Still Publish or Perish
Laws schools are increasingly choosing scholarship over practical experience when identifying instructors.

When Beverly Moran decided to stop practicing tax law and start teaching, law schools were looking for job candidates just like her — people who had more than two years of legal experience, she says.

“People now take a very different route from the one that I took,” says Moran, who left an established practice in 1987 to enter the academic world and is now a professor of law at Vanderbilt University in Nashville, Tenn. “Academics is now weighed much more heavily than practical experience.”

While law schools generally look to grades and total experience when hiring instructors, the new trend is for job candidates to have an additional advanced degree in a field other than law, and schools hold in even higher esteem job seekers who have already produced scholarly work, according to Moran and faculty members responsible for hiring law school instructors.

An increasing number of newly hired law instructors teach without ever having stepped into a courtroom.

Writing and successfully publishing legal scholarship are increasingly better indicators of how well job candidates can teach law, as opposed to how well candidates can practice law, say legal scholars.

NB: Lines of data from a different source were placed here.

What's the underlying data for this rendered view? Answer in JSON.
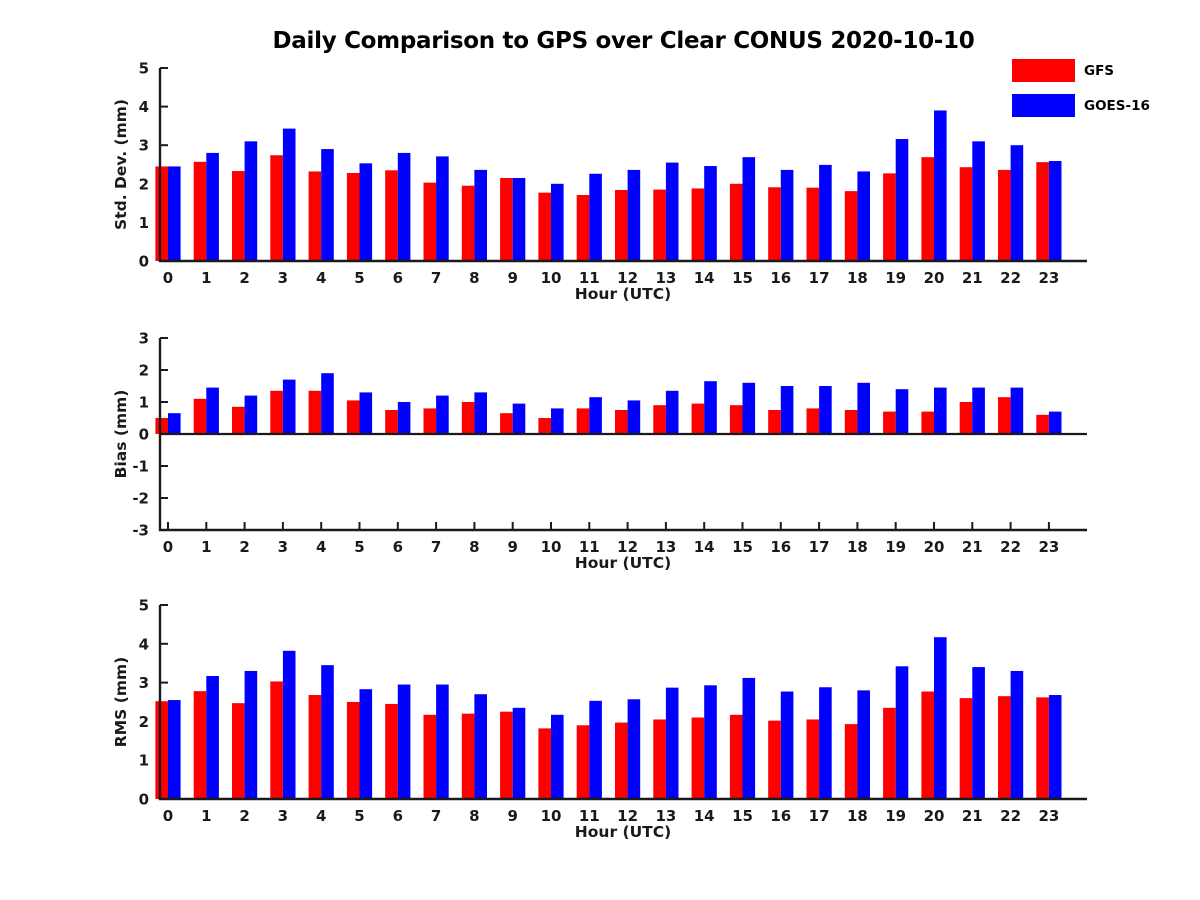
{
  "title": "Daily Comparison to GPS over Clear CONUS 2020-10-10",
  "legend": {
    "items": [
      {
        "label": "GFS",
        "color": "#ff0000"
      },
      {
        "label": "GOES-16",
        "color": "#0000ff"
      }
    ]
  },
  "colors": {
    "gfs": "#ff0000",
    "goes16": "#0000ff",
    "axis": "#1a1a1a",
    "background": "#ffffff"
  },
  "chart_data": [
    {
      "type": "bar",
      "panel": "std-dev",
      "ylabel": "Std. Dev. (mm)",
      "xlabel": "Hour (UTC)",
      "ylim": [
        0,
        5
      ],
      "yticks": [
        0,
        1,
        2,
        3,
        4,
        5
      ],
      "grid": false,
      "legend_position": "top-right-outside",
      "categories": [
        "0",
        "1",
        "2",
        "3",
        "4",
        "5",
        "6",
        "7",
        "8",
        "9",
        "10",
        "11",
        "12",
        "13",
        "14",
        "15",
        "16",
        "17",
        "18",
        "19",
        "20",
        "21",
        "22",
        "23"
      ],
      "series": [
        {
          "name": "GFS",
          "color": "#ff0000",
          "values": [
            2.45,
            2.57,
            2.33,
            2.74,
            2.32,
            2.28,
            2.35,
            2.03,
            1.95,
            2.15,
            1.77,
            1.71,
            1.84,
            1.85,
            1.88,
            2.0,
            1.91,
            1.9,
            1.81,
            2.27,
            2.69,
            2.43,
            2.36,
            2.56
          ]
        },
        {
          "name": "GOES-16",
          "color": "#0000ff",
          "values": [
            2.45,
            2.8,
            3.1,
            3.43,
            2.9,
            2.53,
            2.8,
            2.71,
            2.36,
            2.15,
            2.0,
            2.26,
            2.36,
            2.55,
            2.46,
            2.69,
            2.36,
            2.49,
            2.32,
            3.16,
            3.9,
            3.1,
            3.0,
            2.59
          ]
        }
      ]
    },
    {
      "type": "bar",
      "panel": "bias",
      "ylabel": "Bias (mm)",
      "xlabel": "Hour (UTC)",
      "ylim": [
        -3,
        3
      ],
      "yticks": [
        -3,
        -2,
        -1,
        0,
        1,
        2,
        3
      ],
      "grid": false,
      "categories": [
        "0",
        "1",
        "2",
        "3",
        "4",
        "5",
        "6",
        "7",
        "8",
        "9",
        "10",
        "11",
        "12",
        "13",
        "14",
        "15",
        "16",
        "17",
        "18",
        "19",
        "20",
        "21",
        "22",
        "23"
      ],
      "series": [
        {
          "name": "GFS",
          "color": "#ff0000",
          "values": [
            0.5,
            1.1,
            0.85,
            1.35,
            1.35,
            1.05,
            0.75,
            0.8,
            1.0,
            0.65,
            0.5,
            0.8,
            0.75,
            0.9,
            0.95,
            0.9,
            0.75,
            0.8,
            0.75,
            0.7,
            0.7,
            1.0,
            1.15,
            0.6
          ]
        },
        {
          "name": "GOES-16",
          "color": "#0000ff",
          "values": [
            0.65,
            1.45,
            1.2,
            1.7,
            1.9,
            1.3,
            1.0,
            1.2,
            1.3,
            0.95,
            0.8,
            1.15,
            1.05,
            1.35,
            1.65,
            1.6,
            1.5,
            1.5,
            1.6,
            1.4,
            1.45,
            1.45,
            1.45,
            0.7
          ]
        }
      ]
    },
    {
      "type": "bar",
      "panel": "rms",
      "ylabel": "RMS (mm)",
      "xlabel": "Hour (UTC)",
      "ylim": [
        0,
        5
      ],
      "yticks": [
        0,
        1,
        2,
        3,
        4,
        5
      ],
      "grid": false,
      "categories": [
        "0",
        "1",
        "2",
        "3",
        "4",
        "5",
        "6",
        "7",
        "8",
        "9",
        "10",
        "11",
        "12",
        "13",
        "14",
        "15",
        "16",
        "17",
        "18",
        "19",
        "20",
        "21",
        "22",
        "23"
      ],
      "series": [
        {
          "name": "GFS",
          "color": "#ff0000",
          "values": [
            2.52,
            2.78,
            2.47,
            3.03,
            2.68,
            2.5,
            2.45,
            2.17,
            2.2,
            2.25,
            1.82,
            1.9,
            1.97,
            2.05,
            2.1,
            2.17,
            2.02,
            2.05,
            1.93,
            2.35,
            2.77,
            2.6,
            2.65,
            2.62
          ]
        },
        {
          "name": "GOES-16",
          "color": "#0000ff",
          "values": [
            2.55,
            3.17,
            3.3,
            3.82,
            3.45,
            2.83,
            2.95,
            2.95,
            2.7,
            2.35,
            2.17,
            2.53,
            2.57,
            2.87,
            2.93,
            3.12,
            2.77,
            2.88,
            2.8,
            3.42,
            4.17,
            3.4,
            3.3,
            2.68
          ]
        }
      ]
    }
  ]
}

“We’re not in the law practice business, we’re in the business of scholarship,” says Jon Weinberg, a law professor and chairman of the Faculty Appointments Committee at Wayne State University in Michigan.
While Wayne State still considers traditional experience, Weinberg says. “More and more, we look for job candidates who have a juris doctorate with an additional degree in something else, like sociology, history, economics, finance or business administration.” He added: “People who know something in another field can make significant contributions to legal scholarship. We want them to know something about the area in which they want to teach, but being a great litigator or some other kind of practitioner does not translate to being a great law professor.”